Los medicamentos para adelgazar han ocupado titulares, consultas médicas y conversaciones cotidianas. Los fármacos llamados GLP-I (Ozempic, Wegovy o Mounjaro) inicialmente diseñados para la diabetes han pasado a presentarse como la gran solución frente a la obesidad, una enfermedad compleja y de largo recorrido. La Organización Mundial de la Salud (OMS) los ha reconocido como esenciales para la humanidad. Sin embargo, la prestigiosa revista British Medical Journal en un amplio análisis que revisa 37 estudios con miles de pacientes muestra un patrón claro: la pérdida de peso conseguida con estos medicamentos se revierte con rapidez cuando el tratamiento se interrumpe.
Una mirada clínica prudente obliga a separar la expectativa creada del conocimiento real disponible. Y ese conocimiento, hoy, invita más a la cautela que al entusiasmo acrítico. La recuperación de peso no solo es frecuente, sino más rápida que la observada tras abandonar programas clásicos basados en dieta y ejercicio. En términos sencillos: cuanto más se pierde con ayuda farmacológica, más deprisa se recupera después. Este dato, lejos de ser anecdótico, tiene una enorme relevancia clínica.
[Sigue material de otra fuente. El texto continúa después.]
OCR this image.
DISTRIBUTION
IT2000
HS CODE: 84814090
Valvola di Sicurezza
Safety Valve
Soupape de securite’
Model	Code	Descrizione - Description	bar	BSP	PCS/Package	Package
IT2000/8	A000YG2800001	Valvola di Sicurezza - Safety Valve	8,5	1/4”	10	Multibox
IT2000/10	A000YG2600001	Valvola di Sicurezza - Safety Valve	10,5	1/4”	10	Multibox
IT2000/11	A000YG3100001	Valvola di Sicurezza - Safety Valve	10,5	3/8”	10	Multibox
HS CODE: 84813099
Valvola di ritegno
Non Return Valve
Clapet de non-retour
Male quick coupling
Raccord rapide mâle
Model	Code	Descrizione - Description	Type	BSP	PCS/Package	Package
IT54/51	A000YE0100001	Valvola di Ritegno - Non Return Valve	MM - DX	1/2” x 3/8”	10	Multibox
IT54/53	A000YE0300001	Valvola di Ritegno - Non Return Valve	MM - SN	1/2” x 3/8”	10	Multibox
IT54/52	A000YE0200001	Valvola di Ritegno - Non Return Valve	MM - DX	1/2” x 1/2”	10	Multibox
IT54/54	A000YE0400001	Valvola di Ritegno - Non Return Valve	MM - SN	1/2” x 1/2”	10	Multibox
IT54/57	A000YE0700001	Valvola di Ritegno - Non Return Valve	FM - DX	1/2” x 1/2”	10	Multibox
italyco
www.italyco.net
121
Conviene recordar algo elemental: estos fármacos no enseñan a comer, no modifican hábitos y no fortalecen la autonomía del paciente. Actúan mientras están presentes, fundamentalmente reduciendo el apetito. Cuando desaparecen, el organismo vuelve a su punto de partida, y el paciente, en muchos casos, se encuentra sin herramientas prácticas para sostener el cambio. Desde la clínica, esto no sorprende. Sucede algo parecido con cualquier intervención que sustituye el esfuerzo personal en lugar de acompañarlo.
Aún más preocupante que el rebote de peso es la reversión de los beneficios metabólicos. Mejoras en glucosa, colesterol, triglicéridos o presión arterial tienden a diluirse tras la suspensión del fármaco. Es decir, no solo se recuperan kilos: también se pierde terreno ganado en salud cardiovascular. Para una enfermedad crónica como la obesidad, este enfoque plantea una pregunta incómoda pero inevitable: ¿estamos tratando el problema o solo aplazándolo?
Desde una perspectiva clínica responsable, estos medicamentos pueden tener un lugar, pero no como atajos ni como soluciones universales. Pueden ser útiles en pacientes bien seleccionados, con indicaciones claras, seguimiento estrecho y, sobre todo, integrados en un plan que incluya cambios sostenidos en la alimentación, la actividad física y el estilo de vida. Convertirlos en protagonistas absolutos es un error que la experiencia médica ya ha cometido otras veces, con resultados desiguales.
La obesidad no es una urgencia que se resuelva con prisas, sino una condición que exige tiempo, constancia y realismo. Prometer pérdidas rápidas sin explicar el precio posterior es clínicamente imprudente y socialmente engañoso. La medicina ha avanzado mucho, pero no ha abolido las leyes básicas de la fisiología ni del comportamiento humano.
Por eso, frente al discurso de la solución fácil, conviene recuperar un mensaje clásico, poco vistoso pero honesto: adelgazar sigue requiriendo trabajo. Trabajo del paciente, acompañado por profesionales, con estrategias sostenibles y asumibles a largo plazo. No hay atajo sin trabajo, y olvidarlo suele salir caro, en kilos recuperados y en frustración acumulada.